Chowdhury commanded two infantry companies and one infantry battalion, the 28th Bangladesh Infantry Regiment. He served as brigade major of 46th Independent Infantry Brigade at Dhaka Cantonment, instructed at the School of Infantry and Tactics in Jalalabad Cantonment and furthermore served as general staff officer (grade-1) of the 33rd Infantry Division in Comilla. Chowdhury was upgraded to colonel on 2017 and instructed at the Bangladesh Institute of Peace Support Operation Training. He returned to 33rd Infantry Division for serving as the colonel staff at divisional headquarters. Chowdhury also served as chief operations officer at the army war game centre under the ARTDOC headquarters. Chowdhury was then promoted to brigadier general on 2020 and was designated as the commander of 2nd infantry brigade at Ramu Cantonment. Chowdhury was the task force Commander for the security of Rohingya camps.

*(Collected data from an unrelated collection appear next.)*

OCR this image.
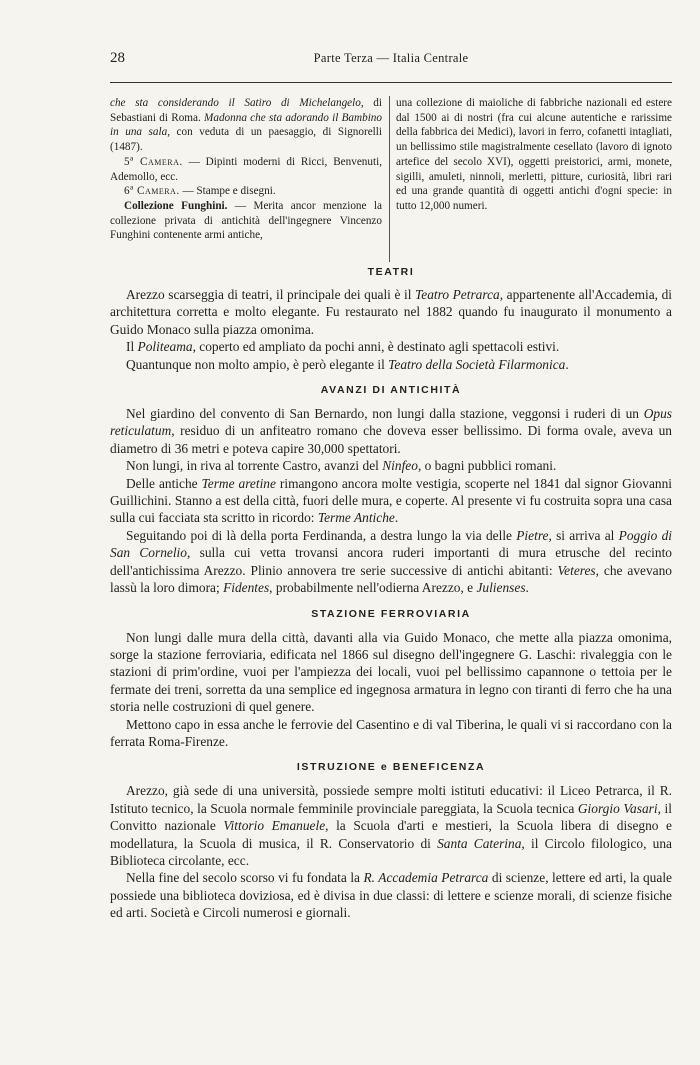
28	Parte Terza — Italia Centrale

che sta considerando il Satiro di Michelangelo, di Sebastiani di Roma. Madonna che sta adorando il Bambino in una sala, con veduta di un paesaggio, di Signorelli (1487).

5ª Camera. — Dipinti moderni di Ricci, Benvenuti, Ademollo, ecc.

6ª Camera. — Stampe e disegni.

Collezione Funghini. — Merita ancor menzione la collezione privata di antichità dell'ingegnere Vincenzo Funghini contenente armi antiche,

una collezione di maioliche di fabbriche nazionali ed estere dal 1500 ai di nostri (fra cui alcune autentiche e rarissime della fabbrica dei Medici), lavori in ferro, cofanetti intagliati, un bellissimo stile magistralmente cesellato (lavoro di ignoto artefice del secolo XVI), oggetti preistorici, armi, monete, sigilli, amuleti, ninnoli, merletti, pitture, curiosità, libri rari ed una grande quantità di oggetti antichi d'ogni specie: in tutto 12,000 numeri.

TEATRI

Arezzo scarseggia di teatri, il principale dei quali è il Teatro Petrarca, appartenente all'Accademia, di architettura corretta e molto elegante. Fu restaurato nel 1882 quando fu inaugurato il monumento a Guido Monaco sulla piazza omonima.

Il Politeama, coperto ed ampliato da pochi anni, è destinato agli spettacoli estivi.

Quantunque non molto ampio, è però elegante il Teatro della Società Filarmonica.

AVANZI DI ANTICHITÀ

Nel giardino del convento di San Bernardo, non lungi dalla stazione, veggonsi i ruderi di un Opus reticulatum, residuo di un anfiteatro romano che doveva esser bellissimo. Di forma ovale, aveva un diametro di 36 metri e poteva capire 30,000 spettatori.

Non lungi, in riva al torrente Castro, avanzi del Ninfeo, o bagni pubblici romani.

Delle antiche Terme aretine rimangono ancora molte vestigia, scoperte nel 1841 dal signor Giovanni Guillichini. Stanno a est della città, fuori delle mura, e coperte. Al presente vi fu costruita sopra una casa sulla cui facciata sta scritto in ricordo: Terme Antiche.

Seguitando poi di là della porta Ferdinanda, a destra lungo la via delle Pietre, si arriva al Poggio di San Cornelio, sulla cui vetta trovansi ancora ruderi importanti di mura etrusche del recinto dell'antichissima Arezzo. Plinio annovera tre serie successive di antichi abitanti: Veteres, che avevano lassù la loro dimora; Fidentes, probabilmente nell'odierna Arezzo, e Julienses.

STAZIONE FERROVIARIA

Non lungi dalle mura della città, davanti alla via Guido Monaco, che mette alla piazza omonima, sorge la stazione ferroviaria, edificata nel 1866 sul disegno dell'ingegnere G. Laschi: rivaleggia con le stazioni di prim'ordine, vuoi per l'ampiezza dei locali, vuoi pel bellissimo capannone o tettoia per le fermate dei treni, sorretta da una semplice ed ingegnosa armatura in legno con tiranti di ferro che ha una storia nelle costruzioni di quel genere.

Mettono capo in essa anche le ferrovie del Casentino e di val Tiberina, le quali vi si raccordano con la ferrata Roma-Firenze.

ISTRUZIONE e BENEFICENZA

Arezzo, già sede di una università, possiede sempre molti istituti educativi: il Liceo Petrarca, il R. Istituto tecnico, la Scuola normale femminile provinciale pareggiata, la Scuola tecnica Giorgio Vasari, il Convitto nazionale Vittorio Emanuele, la Scuola d'arti e mestieri, la Scuola libera di disegno e modellatura, la Scuola di musica, il R. Conservatorio di Santa Caterina, il Circolo filologico, una Biblioteca circolante, ecc.

Nella fine del secolo scorso vi fu fondata la R. Accademia Petrarca di scienze, lettere ed arti, la quale possiede una biblioteca doviziosa, ed è divisa in due classi: di lettere e scienze morali, di scienze fisiche ed arti. Società e Circoli numerosi e giornali.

He was director of infantry in 2024. He was promoted to major general in August 2024 and appointed as the director general of Special Security Force succeeding major general Nazmul Hasan.

=== United Nations peacekeeping missions ===
Chowdhury served in United Nations peacekeeping thrice. First as captain, under UNAMSIL in Sierra Leone as military observer in 1999. He later served as major with the MONUSCO in Democratic Republic of the Congo as operations officer of BANBAT-6 on 2008. Chowdhury again served in 2012 in the rank of lieutenant colonel as officer of Bangladesh peacekeeping affairs (P-4) with MINUSMA department in the Headquarters of the United Nations.